Non ! Cette photo, ce n'est pas ça,
mais je reconnais bien l'endroit. Cela n'a pas beaucoup changé,
d'ailleurs ! Donnez-vous la peine d'embarquer ! Ça bouge un peu … N'ayez
crainte ... Asseyez-vous là, je vous
prie. Je vais vous conter votre méprise durant notre ballade … Avanti
tutti !
… Il existe au 29 de la rue Strandvägen,
un bâtiment qu'on appelle fort modestement la maison Bünsowska. C'est
elle qu'on remarque dès l'entrée du port. Oui, celle de gauche sur votre carte
postale. En fait de maison, c'était plutôt là un véritable palais qu'avait fait
construire mon grand-père, Fredick Bünsow durant les années 86, 87, juste avant
ma naissance. Seulement, son austérité de protestant lui avait toujours
interdit l'emploi de ce terme architectural : un palais, certes
plus approprié, mais qui alors aurait sans doute trahi chez lui la suffisance
d'un Vénitien. Malgré sa fortune, mon aïeul avait toujours mis un point
d'honneur à paraître détaché de tout bien matériel. Ce n'était pas la cupidité
qui l'avait enrichi, mais ses entreprises, aussi cette maison
avait-t-elle pour principale fonction d'instruire chacun de ce que « tout
travail mérite salaire ». L'opulence dans laquelle nous vivions
servait uniquement à guider les pauvres sur le chemin des usines, des scieries,
qui seules seraient en pouvoir d'assurer leur rédemption. À la différence des
gens du Sud, des catholiques souvent prétentieux, prompts à susciter l'envie
chez leurs voisins et par là à favoriser le vol et la paresse, nous nous
efforcions en bons luthériens de ne jamais prendre plaisir de nos conditions de
nantis. Plus nous étions riches, moins nous nous devions d'afficher notre
bonheur, plus nous nous montrions rigoureux, ternes, économes comme si tout cet
argent n'était pas vraiment le nôtre, mais un legs divin à exposer au plus bel
endroit de la ville afin de servir d'exemple à chacun.

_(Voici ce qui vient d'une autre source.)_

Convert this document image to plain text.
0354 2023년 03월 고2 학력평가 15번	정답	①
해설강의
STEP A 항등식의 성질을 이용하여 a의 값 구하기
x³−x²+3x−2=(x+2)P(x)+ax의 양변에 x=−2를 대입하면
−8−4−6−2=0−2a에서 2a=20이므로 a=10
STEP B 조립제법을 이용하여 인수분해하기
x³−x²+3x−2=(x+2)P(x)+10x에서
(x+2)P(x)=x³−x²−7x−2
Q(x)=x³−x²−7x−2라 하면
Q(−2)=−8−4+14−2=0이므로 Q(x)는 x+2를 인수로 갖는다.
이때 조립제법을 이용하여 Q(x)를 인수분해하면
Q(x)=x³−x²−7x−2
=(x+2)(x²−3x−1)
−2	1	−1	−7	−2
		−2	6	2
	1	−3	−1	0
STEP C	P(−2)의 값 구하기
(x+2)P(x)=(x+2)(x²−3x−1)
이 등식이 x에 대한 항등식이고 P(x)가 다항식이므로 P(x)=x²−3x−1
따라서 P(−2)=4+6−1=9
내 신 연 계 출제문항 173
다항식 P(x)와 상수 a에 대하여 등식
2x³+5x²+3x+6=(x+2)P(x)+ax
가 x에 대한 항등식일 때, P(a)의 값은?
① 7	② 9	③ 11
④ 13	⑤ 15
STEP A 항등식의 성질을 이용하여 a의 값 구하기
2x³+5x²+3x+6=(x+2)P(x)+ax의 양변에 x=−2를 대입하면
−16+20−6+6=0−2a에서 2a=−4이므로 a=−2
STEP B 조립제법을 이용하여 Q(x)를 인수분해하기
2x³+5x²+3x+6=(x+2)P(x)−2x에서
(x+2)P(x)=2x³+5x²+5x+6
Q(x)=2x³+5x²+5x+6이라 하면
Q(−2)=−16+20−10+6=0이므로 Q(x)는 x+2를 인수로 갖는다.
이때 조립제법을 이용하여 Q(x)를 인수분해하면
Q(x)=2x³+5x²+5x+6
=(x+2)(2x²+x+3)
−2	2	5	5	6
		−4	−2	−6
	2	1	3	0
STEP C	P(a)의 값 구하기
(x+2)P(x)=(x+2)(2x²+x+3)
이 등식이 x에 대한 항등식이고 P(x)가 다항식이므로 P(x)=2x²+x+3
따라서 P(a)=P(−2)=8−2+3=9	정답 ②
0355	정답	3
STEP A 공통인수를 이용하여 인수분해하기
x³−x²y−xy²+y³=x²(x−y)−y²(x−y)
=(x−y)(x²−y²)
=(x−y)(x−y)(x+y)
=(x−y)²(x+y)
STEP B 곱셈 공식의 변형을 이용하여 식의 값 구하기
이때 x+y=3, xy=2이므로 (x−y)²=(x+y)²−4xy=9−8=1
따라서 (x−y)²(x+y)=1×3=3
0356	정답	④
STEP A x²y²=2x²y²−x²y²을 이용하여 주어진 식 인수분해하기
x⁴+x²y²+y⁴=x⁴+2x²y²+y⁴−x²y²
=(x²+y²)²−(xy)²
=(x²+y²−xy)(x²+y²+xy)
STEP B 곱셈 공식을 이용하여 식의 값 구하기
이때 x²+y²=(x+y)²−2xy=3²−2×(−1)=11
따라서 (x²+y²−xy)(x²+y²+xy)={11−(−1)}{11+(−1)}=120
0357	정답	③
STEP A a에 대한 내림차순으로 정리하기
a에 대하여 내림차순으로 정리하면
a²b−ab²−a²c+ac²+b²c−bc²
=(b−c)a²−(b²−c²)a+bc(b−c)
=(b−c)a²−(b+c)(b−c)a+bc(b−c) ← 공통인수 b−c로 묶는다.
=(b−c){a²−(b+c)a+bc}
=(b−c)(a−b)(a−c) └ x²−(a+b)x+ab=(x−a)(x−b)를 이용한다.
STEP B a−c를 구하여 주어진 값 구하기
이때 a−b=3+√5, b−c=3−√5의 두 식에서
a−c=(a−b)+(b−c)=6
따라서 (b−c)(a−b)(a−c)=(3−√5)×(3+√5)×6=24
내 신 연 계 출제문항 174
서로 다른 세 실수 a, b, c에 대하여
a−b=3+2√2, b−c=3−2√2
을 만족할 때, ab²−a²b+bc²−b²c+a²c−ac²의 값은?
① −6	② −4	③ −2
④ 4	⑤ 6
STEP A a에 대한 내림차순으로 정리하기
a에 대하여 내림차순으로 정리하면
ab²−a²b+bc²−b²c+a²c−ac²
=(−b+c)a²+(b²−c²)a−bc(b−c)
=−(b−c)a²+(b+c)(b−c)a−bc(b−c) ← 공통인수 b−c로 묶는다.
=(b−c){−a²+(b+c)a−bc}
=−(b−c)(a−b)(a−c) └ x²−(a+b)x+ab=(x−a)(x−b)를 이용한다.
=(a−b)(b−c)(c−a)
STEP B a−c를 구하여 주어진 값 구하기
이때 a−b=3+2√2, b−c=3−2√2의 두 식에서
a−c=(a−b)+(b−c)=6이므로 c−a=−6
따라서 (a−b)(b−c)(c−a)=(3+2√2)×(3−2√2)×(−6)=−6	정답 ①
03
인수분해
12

Bien évidemment, à l'abri de nos
somptueuses façades de briques, nous faisions ce que nous voulions. Le
principal était d'éviter les scandales, de sauver les apparences. Notre famille
se rendait au temple tous les dimanches avec ce qu'il fallait d'ostentation
dans nos manières de puritains. Nous faisions l'aumône aux plus nécessiteux,
nous financions les tombolas pour les œuvres de charité, nous offrions à nos
édifices religieux des vitraux laissant discrètement y apparaître notre nom de
bienfaiteurs. Bref, nous avions une communication adaptée à la misère de
l'époque et jamais au grand jamais, personne n'aurait pu imaginer ce qui
arriva. Il me faut préciser qu'en ce temps-là, Grand-Père ne dirigeait plus
vraiment ses exploitations forestières et qui avaient fait notre fortune.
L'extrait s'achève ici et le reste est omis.